L'ambasciata olandese a Roma
Non è nata una crisi diplomatica, ma la sensazione che sia stato sollevato un polverone inutile è forte. Ad Enrico Brandani, finito nei titoli del nostro giornale per l’interrogazione sul Buskers Festival dedicato all’Olanda (vai all’articolo), risponde indirettamente l’ambasciatore in persona. Alphonsus Stoelinga invia da Roma una lettera alla Nuova Ferrara, assicurando – nel caso ce ne fosse bisogno – che il capogruppo di Fli, e i ferraresi, possono dormire sonni tranquilli.
“Leggendo l’intervento del consigliere comunale Brandani – spiega l’ambasciatore sulle colonne della “Nuova” – ho appreso con un certo stupore che egli teme una calata dei barbari dal mio Paese, dove ‘notoriamente è consentito l’uso di droghe leggere’”.
L’ambasciatore dei Paesi Bassi ricorda che la responsabilità di ognuno, olandese o meno che sia, per i propri atti rimane ferma in ogni caso e dubita con fare – in tutti i sensi – diplomatico, che “i malvagi olandesi, imbottiti di droghe varie, sarebbero talmente ‘intolleranti alle regole’ da necessitare una copertura assicurativa per i monumenti della vostra città”.
Nessuna calata di barbari insomma, semplicemente voglia di festeggiare. “Che gli olandesi sappiano festeggiare – continua Stoelinga nella lettera -, lo sa chiunque frequenti le spiagge adriatiche e gli stadi di calcio.

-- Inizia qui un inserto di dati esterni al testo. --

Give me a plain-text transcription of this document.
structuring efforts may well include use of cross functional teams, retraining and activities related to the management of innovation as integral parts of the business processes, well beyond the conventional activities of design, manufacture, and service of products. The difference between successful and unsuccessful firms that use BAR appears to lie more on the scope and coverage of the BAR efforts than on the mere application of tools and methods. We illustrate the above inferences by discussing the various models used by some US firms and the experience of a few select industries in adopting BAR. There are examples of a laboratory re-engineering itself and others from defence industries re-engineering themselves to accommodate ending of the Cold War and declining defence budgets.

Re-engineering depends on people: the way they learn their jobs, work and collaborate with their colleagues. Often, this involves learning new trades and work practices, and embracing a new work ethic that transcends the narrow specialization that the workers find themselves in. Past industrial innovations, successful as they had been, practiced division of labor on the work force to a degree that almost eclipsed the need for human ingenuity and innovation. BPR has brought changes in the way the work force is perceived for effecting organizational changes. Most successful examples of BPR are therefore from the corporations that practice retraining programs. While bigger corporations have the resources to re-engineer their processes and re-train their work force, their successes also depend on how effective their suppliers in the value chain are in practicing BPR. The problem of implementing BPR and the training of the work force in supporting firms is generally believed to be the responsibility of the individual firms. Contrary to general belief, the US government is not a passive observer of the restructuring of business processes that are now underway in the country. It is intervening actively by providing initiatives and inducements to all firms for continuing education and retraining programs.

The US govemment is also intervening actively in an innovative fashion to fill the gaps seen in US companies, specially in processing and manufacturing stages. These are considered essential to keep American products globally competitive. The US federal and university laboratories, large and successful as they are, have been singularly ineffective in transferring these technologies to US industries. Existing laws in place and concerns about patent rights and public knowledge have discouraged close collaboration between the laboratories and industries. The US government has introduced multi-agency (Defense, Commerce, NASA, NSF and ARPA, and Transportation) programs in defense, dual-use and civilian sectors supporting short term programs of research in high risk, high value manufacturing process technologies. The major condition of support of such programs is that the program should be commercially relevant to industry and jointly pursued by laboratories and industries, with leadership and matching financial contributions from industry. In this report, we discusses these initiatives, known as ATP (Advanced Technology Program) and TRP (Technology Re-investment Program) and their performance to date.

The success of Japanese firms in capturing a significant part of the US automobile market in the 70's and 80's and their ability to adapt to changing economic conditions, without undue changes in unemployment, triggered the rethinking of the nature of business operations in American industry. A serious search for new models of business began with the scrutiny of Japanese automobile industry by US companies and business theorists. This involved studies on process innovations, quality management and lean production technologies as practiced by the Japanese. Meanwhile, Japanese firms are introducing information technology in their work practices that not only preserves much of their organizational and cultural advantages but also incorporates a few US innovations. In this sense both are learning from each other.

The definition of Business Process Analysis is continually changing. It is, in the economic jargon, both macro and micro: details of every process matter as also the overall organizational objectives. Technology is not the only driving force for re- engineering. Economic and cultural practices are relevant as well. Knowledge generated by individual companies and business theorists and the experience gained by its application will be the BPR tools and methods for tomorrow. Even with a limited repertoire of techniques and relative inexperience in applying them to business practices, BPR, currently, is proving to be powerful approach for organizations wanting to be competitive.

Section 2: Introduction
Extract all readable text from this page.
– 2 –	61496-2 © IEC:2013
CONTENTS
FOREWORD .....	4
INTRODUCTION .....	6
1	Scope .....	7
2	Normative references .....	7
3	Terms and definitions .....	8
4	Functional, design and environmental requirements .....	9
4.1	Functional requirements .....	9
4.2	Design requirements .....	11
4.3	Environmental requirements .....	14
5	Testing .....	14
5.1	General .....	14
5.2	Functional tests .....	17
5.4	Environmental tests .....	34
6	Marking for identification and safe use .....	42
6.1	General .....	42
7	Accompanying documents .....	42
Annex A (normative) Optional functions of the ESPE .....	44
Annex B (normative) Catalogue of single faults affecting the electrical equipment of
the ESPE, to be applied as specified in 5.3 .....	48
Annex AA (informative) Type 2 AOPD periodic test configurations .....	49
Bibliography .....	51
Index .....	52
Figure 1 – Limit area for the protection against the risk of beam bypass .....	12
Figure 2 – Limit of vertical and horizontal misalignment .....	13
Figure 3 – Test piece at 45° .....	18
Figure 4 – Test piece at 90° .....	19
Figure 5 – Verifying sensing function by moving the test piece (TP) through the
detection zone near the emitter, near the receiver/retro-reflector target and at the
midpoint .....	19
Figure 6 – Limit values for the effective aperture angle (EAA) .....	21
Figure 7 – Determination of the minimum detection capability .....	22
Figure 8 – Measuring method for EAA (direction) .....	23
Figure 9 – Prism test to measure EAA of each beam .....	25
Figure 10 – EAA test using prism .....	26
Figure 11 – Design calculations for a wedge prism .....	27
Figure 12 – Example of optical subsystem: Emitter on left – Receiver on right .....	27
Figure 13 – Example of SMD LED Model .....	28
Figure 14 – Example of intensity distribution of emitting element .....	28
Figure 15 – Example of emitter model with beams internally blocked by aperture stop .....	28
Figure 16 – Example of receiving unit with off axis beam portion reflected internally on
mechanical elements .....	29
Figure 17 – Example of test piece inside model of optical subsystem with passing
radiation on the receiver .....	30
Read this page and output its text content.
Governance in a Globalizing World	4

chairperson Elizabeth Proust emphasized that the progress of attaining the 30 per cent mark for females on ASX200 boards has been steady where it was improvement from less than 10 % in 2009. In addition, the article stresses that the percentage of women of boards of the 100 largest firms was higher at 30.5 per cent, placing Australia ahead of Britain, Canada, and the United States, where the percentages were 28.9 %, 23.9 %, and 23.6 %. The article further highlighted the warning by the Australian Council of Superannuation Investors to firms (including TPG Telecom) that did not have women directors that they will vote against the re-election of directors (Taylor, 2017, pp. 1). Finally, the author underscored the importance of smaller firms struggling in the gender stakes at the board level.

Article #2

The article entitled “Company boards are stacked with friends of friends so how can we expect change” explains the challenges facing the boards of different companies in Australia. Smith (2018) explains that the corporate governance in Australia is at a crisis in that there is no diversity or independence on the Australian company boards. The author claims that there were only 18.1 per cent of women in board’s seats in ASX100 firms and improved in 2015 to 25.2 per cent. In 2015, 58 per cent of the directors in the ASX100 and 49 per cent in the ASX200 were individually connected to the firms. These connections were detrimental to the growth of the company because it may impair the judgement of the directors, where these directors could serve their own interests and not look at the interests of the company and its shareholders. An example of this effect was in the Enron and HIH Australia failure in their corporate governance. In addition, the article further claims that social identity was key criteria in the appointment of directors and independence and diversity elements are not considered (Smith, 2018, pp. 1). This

Si tratta però di una normale espressione della gioia di vivere, a volte magari un po’ esuberante, ma senz’alcuna voglia di distruggere. E sarà così anche per i giovani che ad agosto verranno a Ferrara per il Buskers Festival”.
Quanto riguarda l’allarme per l’arrivo di “un’utenza dedita al consumo di droghe e alcool”, come la definisce nella sua interrogazione Brandani, “vorrei far presente – controbatte in toni pacati l’ambasciatore – che malgrado la nota politica della ‘tolleranza’, o forse proprio per essa, il numero di olandesi che usano ogni tanto il cannabis è relativamente basso”.
E a dirimere la ‘controversia’ ci pensa anche l’Osservatorio Europeo delle Droghe, che nella sua Relazione Annuale 2010, richiamata dal diplomatico, si afferma che gli assuntori abituali di tali sostanze “sono circa il 5% della popolazione di 15-64 anni, meno che in Francia, Spagna, Gran Bretagna o Italia, mentre l’uso di cocaina tra giovani adulti è limitato a solo l’1%, contro quasi il 3% in Italia”.
“Questo – chiude tranchant Stoelinga – dovrebbe ridimensionare la paura di uno’sballo collettivo arancione’ a Ferrara”.